Silvia Perez Cruz is a classically trained musician from Catalonia, Spain. She sings in seven languages, she plays piano, saxophone and has a degree in vocal jazz. On her new album, "Granada," she reimagines classic songs from around the world - songs that have a story to tell. Betto Arcos has this profile.

BETTO ARCOS, BYLINE: It seems like Silvia Perez Cruz can do it all. On her latest, she sings an iconic Catalonian folksong called "El Cant Dells Ocells," made famous by cellist Pablo Casals.


SILVIA PEREZ CRUZ: (Singing in Spanish).

ARCOS: She also sings a lead from the mid-1800s by Robert Schumann.


CRUZ: (Singing in Spanish).

ARCOS: And she tackles the Edith Piaf classic, "Hymne a l'Amour."


CRUZ: (Singing in Spanish).

ARCOS: The common thread running through all these songs can be found in the stories the lyrics tell.

CRUZ: (Through translator) That's why I've always said that style is not what matters to me, but the result.

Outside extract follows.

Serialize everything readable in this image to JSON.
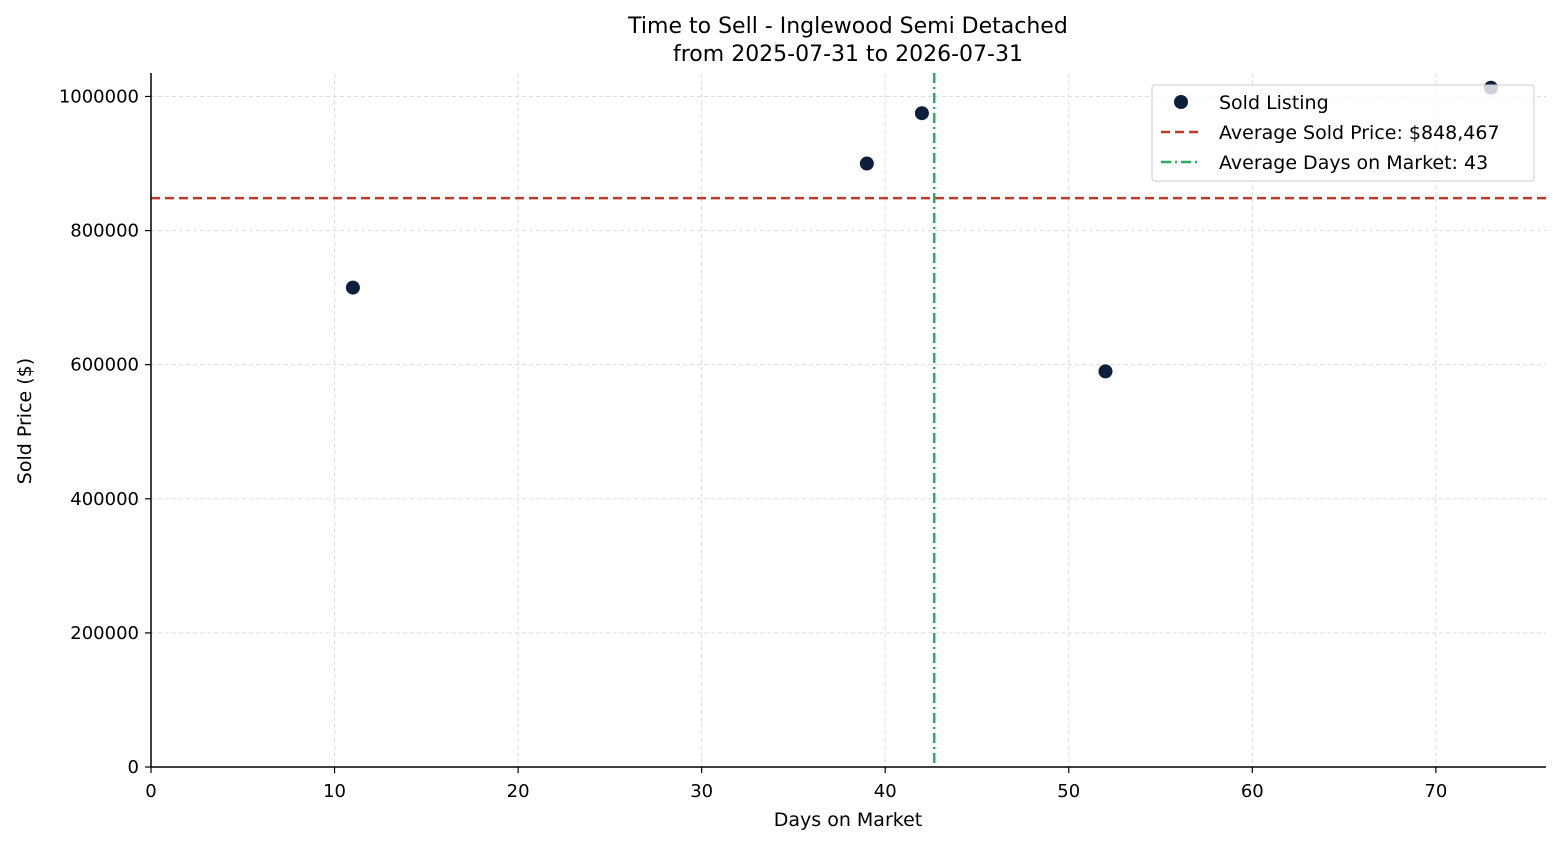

The song has to have a story that I believe in, and I can make it my own. I think I have that influence for my mother. My mother is a good storyteller, and she's always believed that songs are stories.

ARCOS: Her own professional story began at the Catalonia College of Music in Barcelona in 2004 when she co-founded a flamenco group called Las Migas - The Bread Crumbs - with three other women.


ARCOS: Perez Cruz says none of the four musicians were the best players or singers but that helped them take a different approach to flamenco.

CRUZ: (Through translator) I think that's the best thing we did. It was a sound that really did not exist in Spain, based on our limitations, which was to make a more accessible type of flamenco.

ARCOS: She went on to record an album of duets with a percussionist, and before long, Perez Cruz became the buzz of the Spanish music scene. Javier Colina, an acclaimed jazz bassist, invited her to record an album with his trio. Colina sent her a CD of classic Cuban songs with a note telling her to listen to the lyrics.

CRUZ: (Through translator) Of course he liked the melody and the harmony, but he selected them because of the text and the stories they told. He said to me, don't study the songs listen to them at home. Let them keep you company until they stay with you.

ARCOS: They did.


ARCOS: In 2012, it was time for Perez Cruz to record her first solo album. She asked guitarist and producer Raul Fernandez Miro to help her.

RAUL FERNANDEZ MIRO: She has a complete vision of music - not just - she's not thinking just about vocals, about the voice. She's thinking about everything.


ARCOS: Fernandez Miro says when it was time to pick the music for their new album, they chose songs with stories they liked. But they had to figure out how to unite such a wide range of material.

MIRO: I think that if you don't know that they come from different styles and they have different languages, I think you can see the record as a whole thing, which is something that we were looking for. Like, not to be impressed by playing so many different styles - just to play them the way that we want to play.


CRUZ: (Singing in Spanish).

ARCOS: "Gallo Rojo, Gallo Negro" is a popular song from the Spanish Civil War. The lyrics say the black rooster was big, but the red one was brave. The red rooster is brave, but the black one is treacherous. Perez Cruz learned the song when she was part of a concert to honor the remaining members of the international brigades who went to Spain to fight against Dictator Francisco Franco.

CRUZ: (Through translator) At the concert, these men were singing the songs in their own language with tears in their eyes. This song made a big impression on me. They stood up with their arms raised, that I thought, these people have lived through so much. It's good that I can sing and help them remember.

ARCOS: It's just one example of the way Silvia Perez Cruz comes to understand the stories she sings. For NPR News, Betto Arcos.


SIMON: This is WEEKEND EDITION from NPR News. I'm Scott Simon.